Snow Rabbit, Spring Rabbit is a more-modest book but is every bit as charming in its own way. Author/illustrator Il Sung Na first shows a closeup picture of a white rabbit, then portrays the bunny observing other animals getting ready for winter, from ducks flying south to turtles (their shells decorated artistically) swimming “to warmer waters” to squirrels gathering extra food for the cold weather. Later, “the snow has melted and the trees are in bloom,” and all the animals know spring has returned, and at the book’s end we see the rabbit in closeup once again – but now with brown fur and a knowing wink at the reader. This is the sort of simple yet informative story that goes well in a board book, teaching as it brings enjoyment. And The Little Recycler teaches, too, even more overtly. One of the Teenie Greenies books, it uses a series of flaps to show how recycling works. For example, one page showing used aluminum cans says, “Crush the cans – red, green blue.” Flip up the flap and there is a picture of a car with the words, “Make them into something new.” This is a straight-out advocacy book as well as a teaching tool, directly urging children to “recycle paint, printer ink, a tub, a toilet, a kitchen sink!” But there is nothing at all strident about it, and its suggestions on reuse – by sharing toys with other children and turning a cardboard box into a decorated make-believe boat in which to play – are practical ones that even very young kids will be able to appreciate. Jan Gerardi’s age-appropriate ideas, combined with the attraction of the lift-the-flaps format, make the book a winner.

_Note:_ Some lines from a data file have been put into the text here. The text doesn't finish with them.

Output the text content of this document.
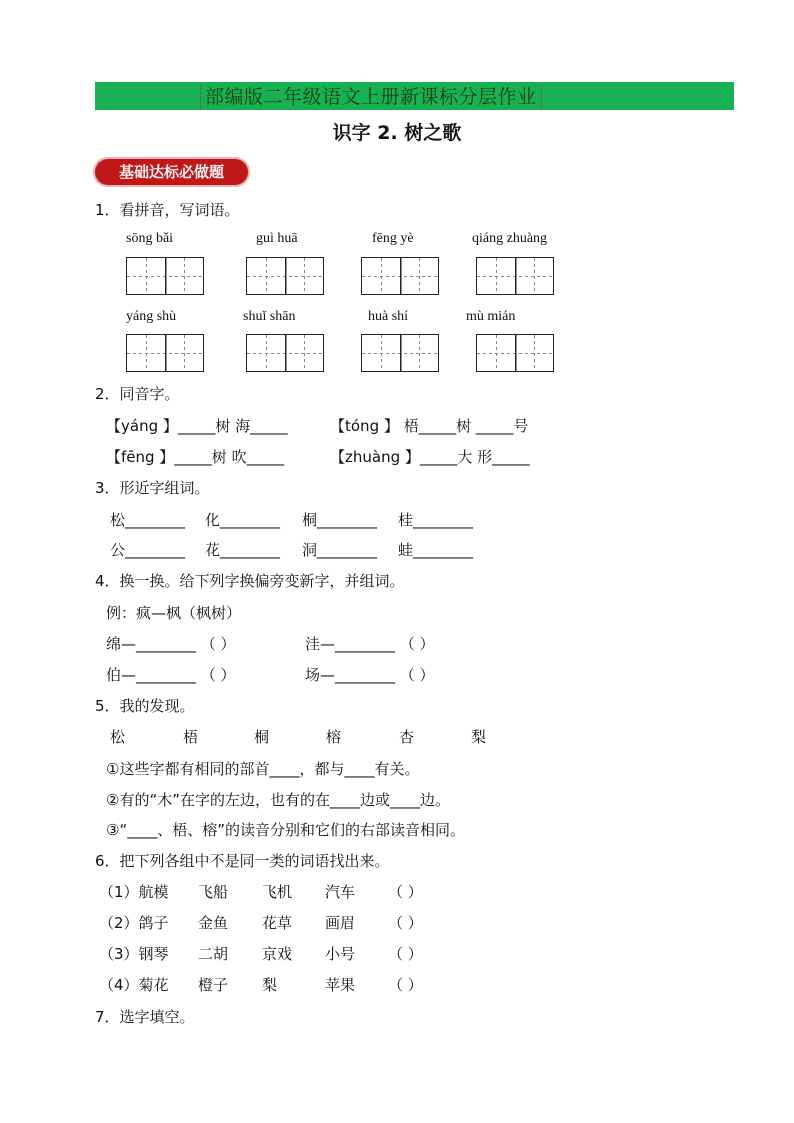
部编版二年级语文上册新课标分层作业
识字 2. 树之歌
基础达标必做题
1．看拼音，写词语。
sōng bǎi	guì huā	fēng yè	qiáng zhuàng
yáng shù	shuǐ shān	huà shí	mù mián
2．同音字。
【yáng 】_____树 海_____	【tóng 】 梧_____树 _____号
【fēng 】_____树 吹_____	【zhuàng 】_____大 形_____
3．形近字组词。
松________ 化________ 桐________ 桂________
公________ 花________ 洞________ 蛙________
4．换一换。给下列字换偏旁变新字，并组词。
例：疯—枫（枫树）
绵—________ （ ）	洼—________ （ ）
伯—________ （ ）	场—________ （ ）
5．我的发现。
松	梧	桐	榕	杏	梨
①这些字都有相同的部首____，都与____有关。
②有的“木”在字的左边，也有的在____边或____边。
③“____、梧、榕”的读音分别和它们的右部读音相同。
6．把下列各组中不是同一类的词语找出来。
（1）航模 飞船 飞机 汽车 （ ）
（2）鸽子 金鱼 花草 画眉 （ ）
（3）钢琴 二胡 京戏 小号 （ ）
（4）菊花 橙子 梨	苹果 （ ）
7．选字填空。
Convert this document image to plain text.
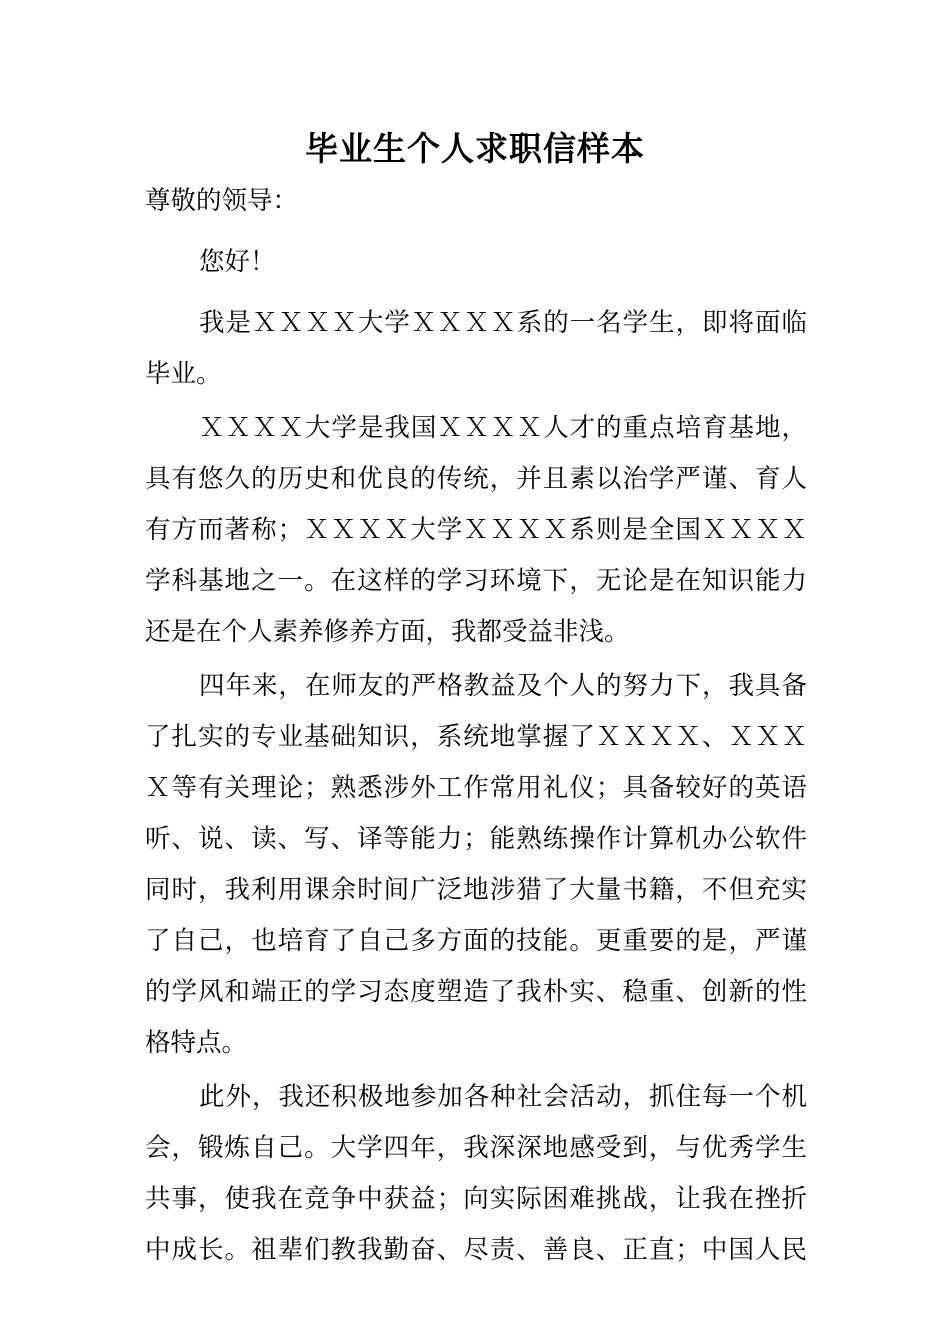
毕业生个人求职信样本
尊敬的领导：
您好！
我是ＸＸＸＸ大学ＸＸＸＸ系的一名学生，即将面临
毕业。
ＸＸＸＸ大学是我国ＸＸＸＸ人才的重点培育基地，
具有悠久的历史和优良的传统，并且素以治学严谨、育人
有方而著称；ＸＸＸＸ大学ＸＸＸＸ系则是全国ＸＸＸＸ
学科基地之一。在这样的学习环境下，无论是在知识能力
还是在个人素养修养方面，我都受益非浅。
四年来，在师友的严格教益及个人的努力下，我具备
了扎实的专业基础知识，系统地掌握了ＸＸＸＸ、ＸＸＸ
Ｘ等有关理论；熟悉涉外工作常用礼仪；具备较好的英语
听、说、读、写、译等能力；能熟练操作计算机办公软件
同时，我利用课余时间广泛地涉猎了大量书籍，不但充实
了自己，也培育了自己多方面的技能。更重要的是，严谨
的学风和端正的学习态度塑造了我朴实、稳重、创新的性
格特点。
此外，我还积极地参加各种社会活动，抓住每一个机
会，锻炼自己。大学四年，我深深地感受到，与优秀学生
共事，使我在竞争中获益；向实际困难挑战，让我在挫折
中成长。祖辈们教我勤奋、尽责、善良、正直；中国人民
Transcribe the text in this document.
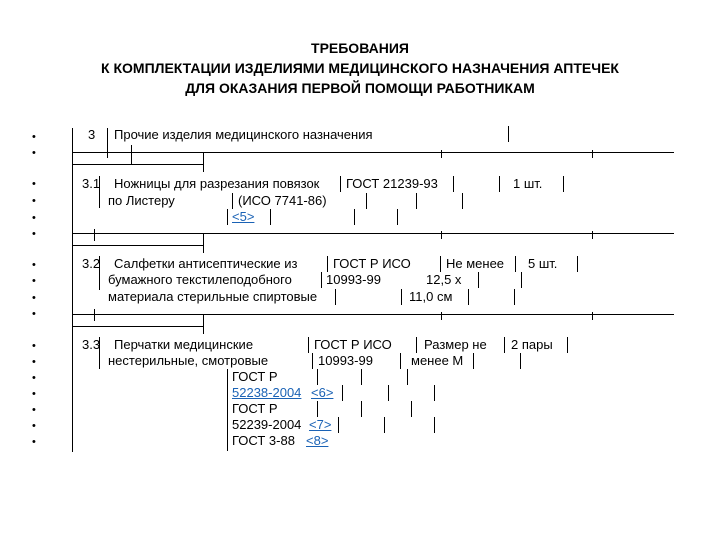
ТРЕБОВАНИЯ
К КОМПЛЕКТАЦИИ ИЗДЕЛИЯМИ МЕДИЦИНСКОГО НАЗНАЧЕНИЯ АПТЕЧЕК
ДЛЯ ОКАЗАНИЯ ПЕРВОЙ ПОМОЩИ РАБОТНИКАМ
•
•
•
•
•
•
•
•
•
•
•
•
•
•
•
•
•
3 Прочие изделия медицинского назначения
3.1 Ножницы для разрезания повязок
по Листеру
ГОСТ 21239-93
(ИСО 7741-86)
<5>
1 шт.
3.2 Салфетки антисептические из
бумажного текстилеподобного
материала стерильные спиртовые
ГОСТ Р ИСО
10993-99
Не менее
12,5 х
11,0 см
5 шт.
3.3 Перчатки медицинские
нестерильные, смотровые
ГОСТ Р ИСО
10993-99
ГОСТ Р
52238-2004 <6>
ГОСТ Р
52239-2004 <7>
ГОСТ 3-88 <8>
Размер не
менее М
2 пары
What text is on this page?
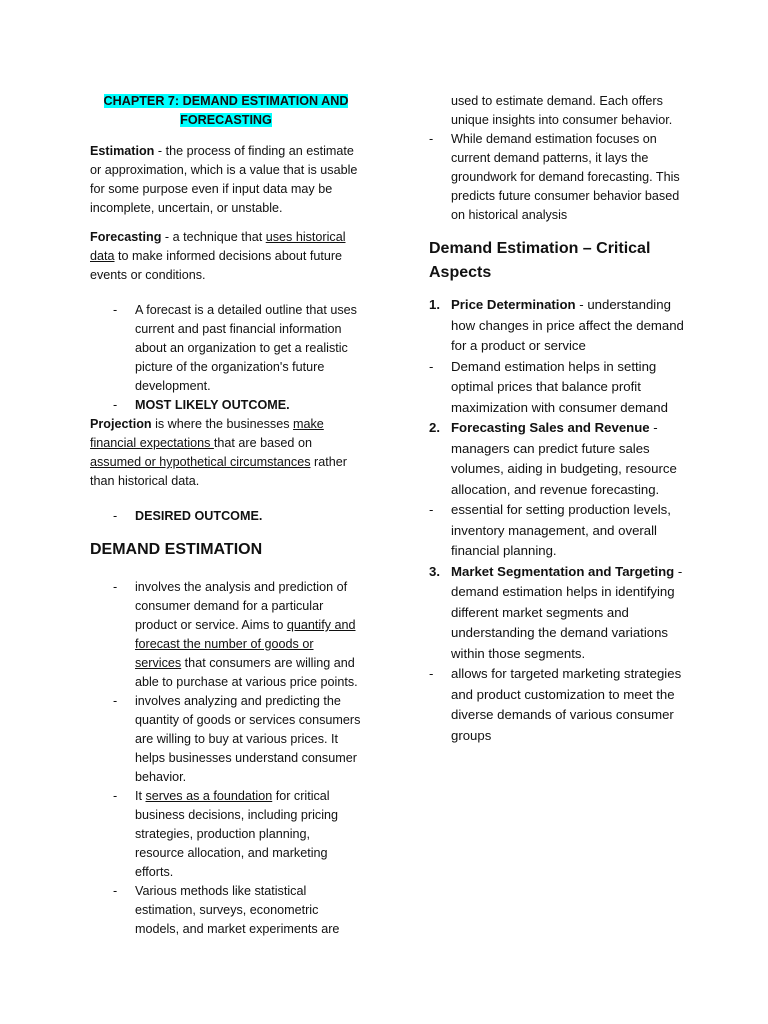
CHAPTER 7: DEMAND ESTIMATION AND
FORECASTING

Estimation - the process of finding an estimate or approximation, which is a value that is usable for some purpose even if input data may be incomplete, uncertain, or unstable.

Forecasting - a technique that uses historical data to make informed decisions about future events or conditions.

- A forecast is a detailed outline that uses current and past financial information about an organization to get a realistic picture of the organization's future development.
- MOST LIKELY OUTCOME.

Projection is where the businesses make financial expectations that are based on assumed or hypothetical circumstances rather than historical data.

- DESIRED OUTCOME.
DEMAND ESTIMATION
- involves the analysis and prediction of consumer demand for a particular product or service. Aims to quantify and forecast the number of goods or services that consumers are willing and able to purchase at various price points.
- involves analyzing and predicting the quantity of goods or services consumers are willing to buy at various prices. It helps businesses understand consumer behavior.
- It serves as a foundation for critical business decisions, including pricing strategies, production planning, resource allocation, and marketing efforts.
- Various methods like statistical estimation, surveys, econometric models, and market experiments are

used to estimate demand. Each offers unique insights into consumer behavior.

- While demand estimation focuses on current demand patterns, it lays the groundwork for demand forecasting. This predicts future consumer behavior based on historical analysis
Demand Estimation – Critical Aspects
1. Price Determination - understanding how changes in price affect the demand for a product or service
- Demand estimation helps in setting optimal prices that balance profit maximization with consumer demand
2. Forecasting Sales and Revenue - managers can predict future sales volumes, aiding in budgeting, resource allocation, and revenue forecasting.
- essential for setting production levels, inventory management, and overall financial planning.
3. Market Segmentation and Targeting - demand estimation helps in identifying different market segments and understanding the demand variations within those segments.
- allows for targeted marketing strategies and product customization to meet the diverse demands of various consumer groups
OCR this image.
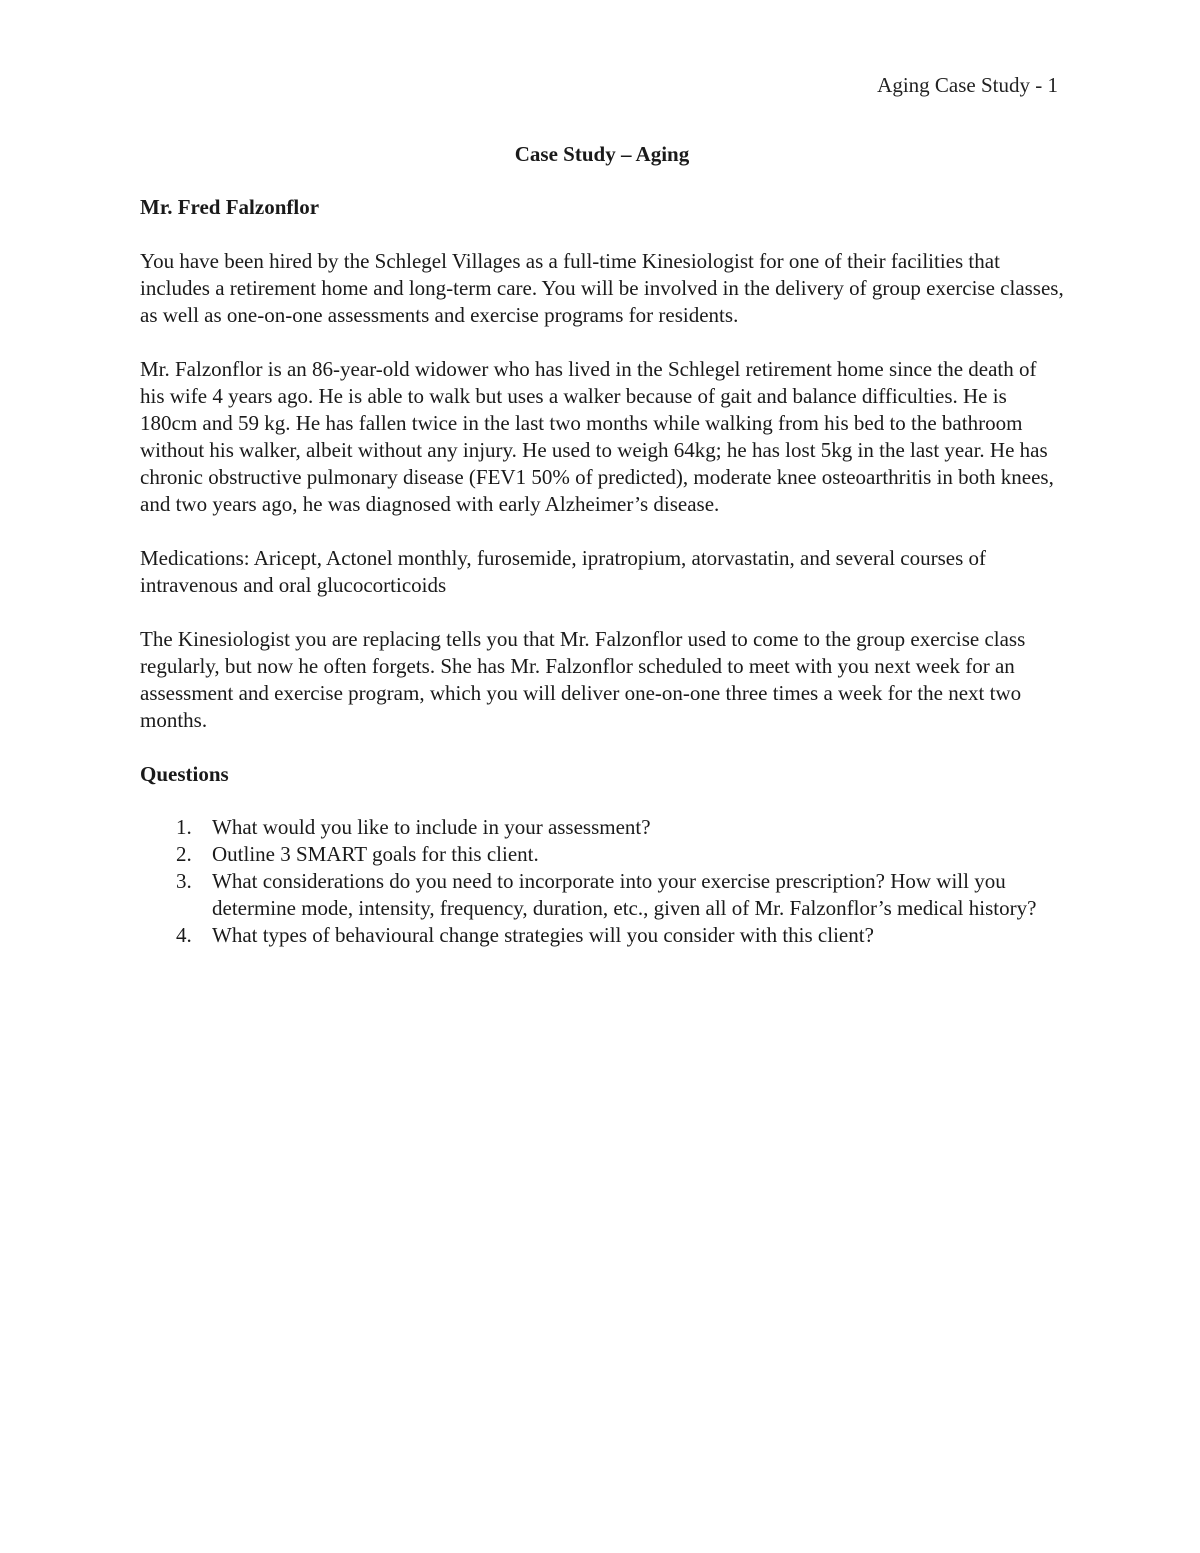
Aging Case Study - 1

Case Study – Aging

Mr. Fred Falzonflor

You have been hired by the Schlegel Villages as a full-time Kinesiologist for one of their facilities that includes a retirement home and long-term care. You will be involved in the delivery of group exercise classes, as well as one-on-one assessments and exercise programs for residents.

Mr. Falzonflor is an 86-year-old widower who has lived in the Schlegel retirement home since the death of his wife 4 years ago. He is able to walk but uses a walker because of gait and balance difficulties. He is 180cm and 59 kg. He has fallen twice in the last two months while walking from his bed to the bathroom without his walker, albeit without any injury. He used to weigh 64kg; he has lost 5kg in the last year. He has chronic obstructive pulmonary disease (FEV1 50% of predicted), moderate knee osteoarthritis in both knees, and two years ago, he was diagnosed with early Alzheimer’s disease.

Medications: Aricept, Actonel monthly, furosemide, ipratropium, atorvastatin, and several courses of intravenous and oral glucocorticoids

The Kinesiologist you are replacing tells you that Mr. Falzonflor used to come to the group exercise class regularly, but now he often forgets. She has Mr. Falzonflor scheduled to meet with you next week for an assessment and exercise program, which you will deliver one-on-one three times a week for the next two months.

Questions

1. What would you like to include in your assessment?
2. Outline 3 SMART goals for this client.
3. What considerations do you need to incorporate into your exercise prescription? How will you determine mode, intensity, frequency, duration, etc., given all of Mr. Falzonflor’s medical history?
4. What types of behavioural change strategies will you consider with this client?
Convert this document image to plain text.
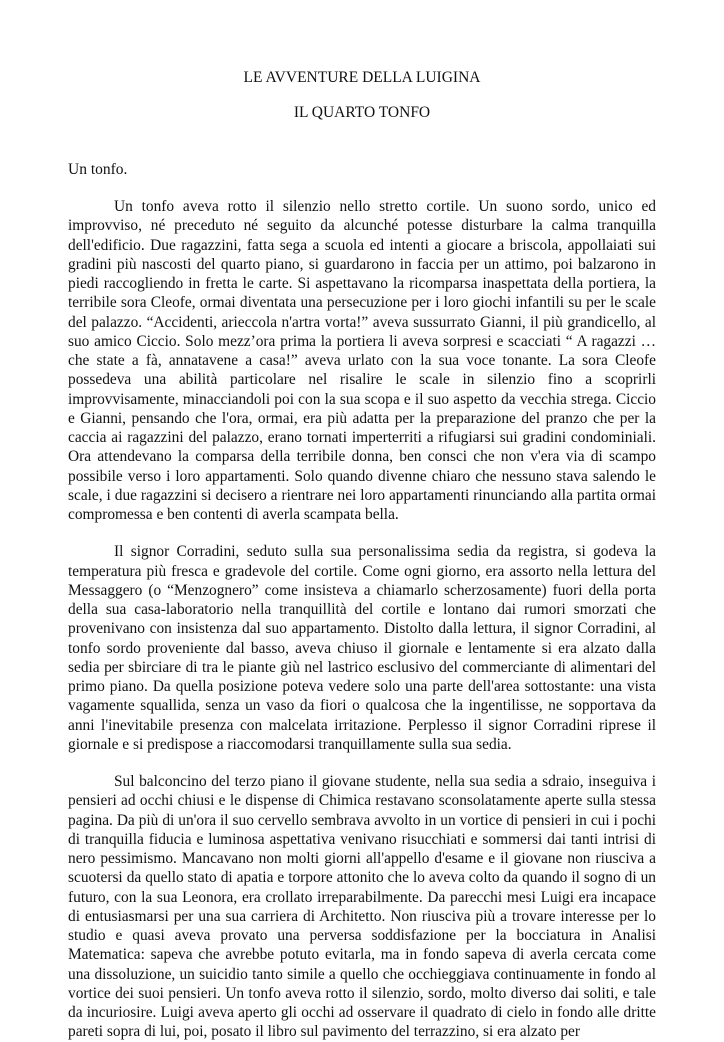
LE AVVENTURE DELLA LUIGINA

IL QUARTO TONFO

Un tonfo.

Un tonfo aveva rotto il silenzio nello stretto cortile. Un suono sordo, unico ed improvviso, né preceduto né seguito da alcunché potesse disturbare la calma tranquilla dell'edificio. Due ragazzini, fatta sega a scuola ed intenti a giocare a briscola, appollaiati sui gradini più nascosti del quarto piano, si guardarono in faccia per un attimo, poi balzarono in piedi raccogliendo in fretta le carte. Si aspettavano la ricomparsa inaspettata della portiera, la terribile sora Cleofe, ormai diventata una persecuzione per i loro giochi infantili su per le scale del palazzo. “Accidenti, arieccola n'artra vorta!” aveva sussurrato Gianni, il più grandicello, al suo amico Ciccio. Solo mezz’ora prima la portiera li aveva sorpresi e scacciati “ A ragazzi … che state a fà, annatavene a casa!” aveva urlato con la sua voce tonante. La sora Cleofe possedeva una abilità particolare nel risalire le scale in silenzio fino a scoprirli improvvisamente, minacciandoli poi con la sua scopa e il suo aspetto da vecchia strega. Ciccio e Gianni, pensando che l'ora, ormai, era più adatta per la preparazione del pranzo che per la caccia ai ragazzini del palazzo, erano tornati imperterriti a rifugiarsi sui gradini condominiali. Ora attendevano la comparsa della terribile donna, ben consci che non v'era via di scampo possibile verso i loro appartamenti. Solo quando divenne chiaro che nessuno stava salendo le scale, i due ragazzini si decisero a rientrare nei loro appartamenti rinunciando alla partita ormai compromessa e ben contenti di averla scampata bella.

Il signor Corradini, seduto sulla sua personalissima sedia da registra, si godeva la temperatura più fresca e gradevole del cortile. Come ogni giorno, era assorto nella lettura del Messaggero (o “Menzognero” come insisteva a chiamarlo scherzosamente) fuori della porta della sua casa-laboratorio nella tranquillità del cortile e lontano dai rumori smorzati che provenivano con insistenza dal suo appartamento. Distolto dalla lettura, il signor Corradini, al tonfo sordo proveniente dal basso, aveva chiuso il giornale e lentamente si era alzato dalla sedia per sbirciare di tra le piante giù nel lastrico esclusivo del commerciante di alimentari del primo piano. Da quella posizione poteva vedere solo una parte dell'area sottostante: una vista vagamente squallida, senza un vaso da fiori o qualcosa che la ingentilisse, ne sopportava da anni l'inevitabile presenza con malcelata irritazione. Perplesso il signor Corradini riprese il giornale e si predispose a riaccomodarsi tranquillamente sulla sua sedia.

Sul balconcino del terzo piano il giovane studente, nella sua sedia a sdraio, inseguiva i pensieri ad occhi chiusi e le dispense di Chimica restavano sconsolatamente aperte sulla stessa pagina. Da più di un'ora il suo cervello sembrava avvolto in un vortice di pensieri in cui i pochi di tranquilla fiducia e luminosa aspettativa venivano risucchiati e sommersi dai tanti intrisi di nero pessimismo. Mancavano non molti giorni all'appello d'esame e il giovane non riusciva a scuotersi da quello stato di apatia e torpore attonito che lo aveva colto da quando il sogno di un futuro, con la sua Leonora, era crollato irreparabilmente. Da parecchi mesi Luigi era incapace di entusiasmarsi per una sua carriera di Architetto. Non riusciva più a trovare interesse per lo studio e quasi aveva provato una perversa soddisfazione per la bocciatura in Analisi Matematica: sapeva che avrebbe potuto evitarla, ma in fondo sapeva di averla cercata come una dissoluzione, un suicidio tanto simile a quello che occhieggiava continuamente in fondo al vortice dei suoi pensieri. Un tonfo aveva rotto il silenzio, sordo, molto diverso dai soliti, e tale da incuriosire. Luigi aveva aperto gli occhi ad osservare il quadrato di cielo in fondo alle dritte pareti sopra di lui, poi, posato il libro sul pavimento del terrazzino, si era alzato per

The Bus Driver by Todd H. Doodler (pen name of Todd H. Goldman) is a winner, too, in a different way. The teaching here is counting – not only from one to 10 but also from 10 back to one. And the book itself is bus-shaped for an extra bit of fun. The story starts with the one bus driver all alone, and simply involves the passengers he picks up on his route, such as “four boys covered in dirt,” six doctors, and even “eight lively puppies…each with nine fleas.” By the time the bus is full – the illustration showing it packed tightly is a particularly amusing one – the driver realizes he cannot add passengers, so it is time to drop them off. And that is just what he does, from “the ten teachers in front of the school” to the pups and their fleas at a convenient dog wash to five basketball players at the local arena. After dropping off “two chatty girls” who have been talking on their phones throughout the book, the bus driver is alone again and we are back to the number one – after a thoroughly pleasing journey that is even more fun for being taken aboard a bus-shaped board book.